In the category of 'you just never know what you'll see on the side of the road', on the way home yesterday, we found this little place just below Clayton, GA called Goats on the Roof. It's a country store where they actually have goats living on the roofs of the three buildings, with bridges and ramps connecting all the spaces. They even have grass growing on the roof for the goats to eat! If I can figure out how to post pics here, I will do. Too cute!

So, we are back to the grind this morning. My work has been slow, thus the chance to write all of this. It was nice to put all the stresses of daily life on hold for a few days and it gave us a chance to think about where our lives will go next, and I see a move in our (near?) future. More to follow.

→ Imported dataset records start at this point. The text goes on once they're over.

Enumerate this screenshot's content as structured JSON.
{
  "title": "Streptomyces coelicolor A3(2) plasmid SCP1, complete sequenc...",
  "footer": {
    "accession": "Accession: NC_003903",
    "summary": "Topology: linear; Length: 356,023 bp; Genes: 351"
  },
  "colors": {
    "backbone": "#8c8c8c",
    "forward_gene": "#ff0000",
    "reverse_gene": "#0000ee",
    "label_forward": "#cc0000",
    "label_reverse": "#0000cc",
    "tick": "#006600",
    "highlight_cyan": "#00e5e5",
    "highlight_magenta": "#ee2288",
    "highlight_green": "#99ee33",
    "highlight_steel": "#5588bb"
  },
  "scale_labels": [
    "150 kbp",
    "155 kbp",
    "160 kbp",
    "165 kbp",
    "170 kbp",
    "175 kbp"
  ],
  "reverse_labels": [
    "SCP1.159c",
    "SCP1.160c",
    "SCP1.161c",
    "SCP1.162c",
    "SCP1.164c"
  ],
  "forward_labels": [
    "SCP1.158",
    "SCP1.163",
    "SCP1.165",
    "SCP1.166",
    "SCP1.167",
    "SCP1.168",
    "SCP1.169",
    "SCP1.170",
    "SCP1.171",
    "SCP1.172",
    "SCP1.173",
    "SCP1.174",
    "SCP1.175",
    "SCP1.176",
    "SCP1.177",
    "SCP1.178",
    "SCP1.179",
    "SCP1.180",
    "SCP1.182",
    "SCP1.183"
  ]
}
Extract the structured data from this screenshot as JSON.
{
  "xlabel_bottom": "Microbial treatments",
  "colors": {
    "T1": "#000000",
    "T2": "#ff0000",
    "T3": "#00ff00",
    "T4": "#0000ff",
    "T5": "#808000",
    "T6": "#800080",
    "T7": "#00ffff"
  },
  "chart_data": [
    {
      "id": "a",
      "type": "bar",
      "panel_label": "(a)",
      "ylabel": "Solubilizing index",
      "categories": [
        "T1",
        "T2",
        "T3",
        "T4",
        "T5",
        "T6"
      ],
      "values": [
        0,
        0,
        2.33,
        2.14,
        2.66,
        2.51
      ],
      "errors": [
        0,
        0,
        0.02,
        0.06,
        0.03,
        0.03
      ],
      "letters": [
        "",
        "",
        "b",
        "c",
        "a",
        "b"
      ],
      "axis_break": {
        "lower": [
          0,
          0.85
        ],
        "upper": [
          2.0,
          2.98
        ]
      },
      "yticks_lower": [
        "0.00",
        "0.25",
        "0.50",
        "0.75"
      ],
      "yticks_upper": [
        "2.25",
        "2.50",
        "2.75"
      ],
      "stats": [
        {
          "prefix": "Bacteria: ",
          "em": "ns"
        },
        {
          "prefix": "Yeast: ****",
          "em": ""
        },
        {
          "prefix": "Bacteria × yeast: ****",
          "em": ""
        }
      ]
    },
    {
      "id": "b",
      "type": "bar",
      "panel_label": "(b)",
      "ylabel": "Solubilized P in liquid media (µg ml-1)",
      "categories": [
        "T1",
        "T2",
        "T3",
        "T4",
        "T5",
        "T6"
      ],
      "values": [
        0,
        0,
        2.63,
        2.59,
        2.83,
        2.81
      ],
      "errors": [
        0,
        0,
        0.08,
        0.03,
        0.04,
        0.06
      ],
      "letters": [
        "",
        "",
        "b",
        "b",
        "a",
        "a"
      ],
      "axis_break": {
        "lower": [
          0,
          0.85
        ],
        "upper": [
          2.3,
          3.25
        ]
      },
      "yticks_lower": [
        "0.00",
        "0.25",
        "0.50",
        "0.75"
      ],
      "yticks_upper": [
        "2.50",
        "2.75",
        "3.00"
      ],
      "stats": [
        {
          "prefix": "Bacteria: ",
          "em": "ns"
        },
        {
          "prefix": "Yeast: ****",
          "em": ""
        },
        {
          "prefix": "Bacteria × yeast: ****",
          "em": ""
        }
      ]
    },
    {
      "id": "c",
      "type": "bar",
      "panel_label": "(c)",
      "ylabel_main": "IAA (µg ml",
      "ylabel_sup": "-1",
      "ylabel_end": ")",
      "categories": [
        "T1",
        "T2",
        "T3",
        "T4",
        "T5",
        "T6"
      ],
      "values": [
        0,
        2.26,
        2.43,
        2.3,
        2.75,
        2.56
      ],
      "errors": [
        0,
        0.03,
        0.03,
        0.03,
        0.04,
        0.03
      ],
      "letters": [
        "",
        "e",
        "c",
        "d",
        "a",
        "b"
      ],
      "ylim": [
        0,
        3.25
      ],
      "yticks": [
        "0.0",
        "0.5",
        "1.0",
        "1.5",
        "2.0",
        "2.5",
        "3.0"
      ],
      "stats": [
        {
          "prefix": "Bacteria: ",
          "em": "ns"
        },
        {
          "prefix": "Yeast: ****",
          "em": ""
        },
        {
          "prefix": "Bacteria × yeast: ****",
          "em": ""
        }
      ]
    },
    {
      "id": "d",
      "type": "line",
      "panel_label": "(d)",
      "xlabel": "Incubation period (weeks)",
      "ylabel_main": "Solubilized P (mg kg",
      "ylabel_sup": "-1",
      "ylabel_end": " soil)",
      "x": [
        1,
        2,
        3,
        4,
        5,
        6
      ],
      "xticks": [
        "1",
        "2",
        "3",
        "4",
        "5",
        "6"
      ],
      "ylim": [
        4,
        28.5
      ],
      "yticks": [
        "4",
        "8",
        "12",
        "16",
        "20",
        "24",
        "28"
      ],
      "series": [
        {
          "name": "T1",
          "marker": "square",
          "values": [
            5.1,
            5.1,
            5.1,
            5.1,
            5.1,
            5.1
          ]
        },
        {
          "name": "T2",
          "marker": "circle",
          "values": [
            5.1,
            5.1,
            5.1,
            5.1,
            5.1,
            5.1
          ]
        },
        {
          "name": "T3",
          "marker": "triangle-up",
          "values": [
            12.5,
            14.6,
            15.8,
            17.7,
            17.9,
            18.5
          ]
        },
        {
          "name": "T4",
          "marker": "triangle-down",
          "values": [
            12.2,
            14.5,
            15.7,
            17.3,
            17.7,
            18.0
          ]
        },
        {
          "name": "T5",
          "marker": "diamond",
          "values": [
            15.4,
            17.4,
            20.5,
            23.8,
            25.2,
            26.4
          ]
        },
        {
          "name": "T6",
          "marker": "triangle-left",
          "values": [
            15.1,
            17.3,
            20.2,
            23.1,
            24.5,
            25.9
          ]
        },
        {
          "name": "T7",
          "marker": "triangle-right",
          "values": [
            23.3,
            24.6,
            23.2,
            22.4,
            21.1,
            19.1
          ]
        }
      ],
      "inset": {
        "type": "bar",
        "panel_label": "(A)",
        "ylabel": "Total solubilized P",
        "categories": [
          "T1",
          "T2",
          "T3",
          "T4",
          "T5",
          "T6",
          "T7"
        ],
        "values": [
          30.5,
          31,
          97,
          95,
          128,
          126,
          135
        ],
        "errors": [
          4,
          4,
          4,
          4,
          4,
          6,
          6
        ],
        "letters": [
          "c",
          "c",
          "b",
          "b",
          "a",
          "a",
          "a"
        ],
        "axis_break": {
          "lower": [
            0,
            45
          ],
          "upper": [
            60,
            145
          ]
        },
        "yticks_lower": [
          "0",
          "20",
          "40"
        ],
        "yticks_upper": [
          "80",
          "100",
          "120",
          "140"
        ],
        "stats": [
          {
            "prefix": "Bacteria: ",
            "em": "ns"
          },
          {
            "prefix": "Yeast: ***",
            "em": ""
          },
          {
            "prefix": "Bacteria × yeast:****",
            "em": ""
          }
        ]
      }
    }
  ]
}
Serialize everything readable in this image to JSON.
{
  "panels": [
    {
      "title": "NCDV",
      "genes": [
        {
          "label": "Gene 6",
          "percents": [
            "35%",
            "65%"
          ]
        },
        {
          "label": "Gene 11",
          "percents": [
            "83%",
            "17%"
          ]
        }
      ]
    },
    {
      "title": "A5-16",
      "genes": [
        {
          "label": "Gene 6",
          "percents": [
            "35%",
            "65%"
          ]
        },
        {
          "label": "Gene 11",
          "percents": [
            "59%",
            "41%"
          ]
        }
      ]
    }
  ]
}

Wednesday, November 3, 2010

It's a process

So, it's been almost two weeks since we closed our business. Shutting it down has been complicated since we had contracts with our clients, some of which rightfully deserve partial refunds (some have already been issued and we are working on the rest). There are some other clients, however, that are outside of the terms of their contract and do not have a refund rightfully coming but still think they are owed money.

I have tried to stop and think about what if it were ME on the other side of this? How rational would I be about MY money? My empathy for people would definitely run me directly into personal bankruptcy so I've had to approach this strictly from a legal standpoint. Unfortunately I cannot reimburse them for future time they would have had coming to them if we had been able to remain open, so only if contractually we owe them a partial refund will they be getting one.

In the past few days, there have been two clients so far who have processed a chargeback to their credit card for what they THINK is owed to them. Amazingly enough, the credit card companies will just take a consumers word for it and charge money back to a merchant, and then send the merchant a notice asking for an explanation to determine if the money is owed back or not. This puts us in a situation where we are without the money in our account that is actually owed to someone else, which is unfair.

I have really tried to remain calm throughout this whole process but sometimes it is hard. Doing the right thing doesn't always mean things will go smoothly...but it does mean that at least, for the most part, I can sleep soundly at night.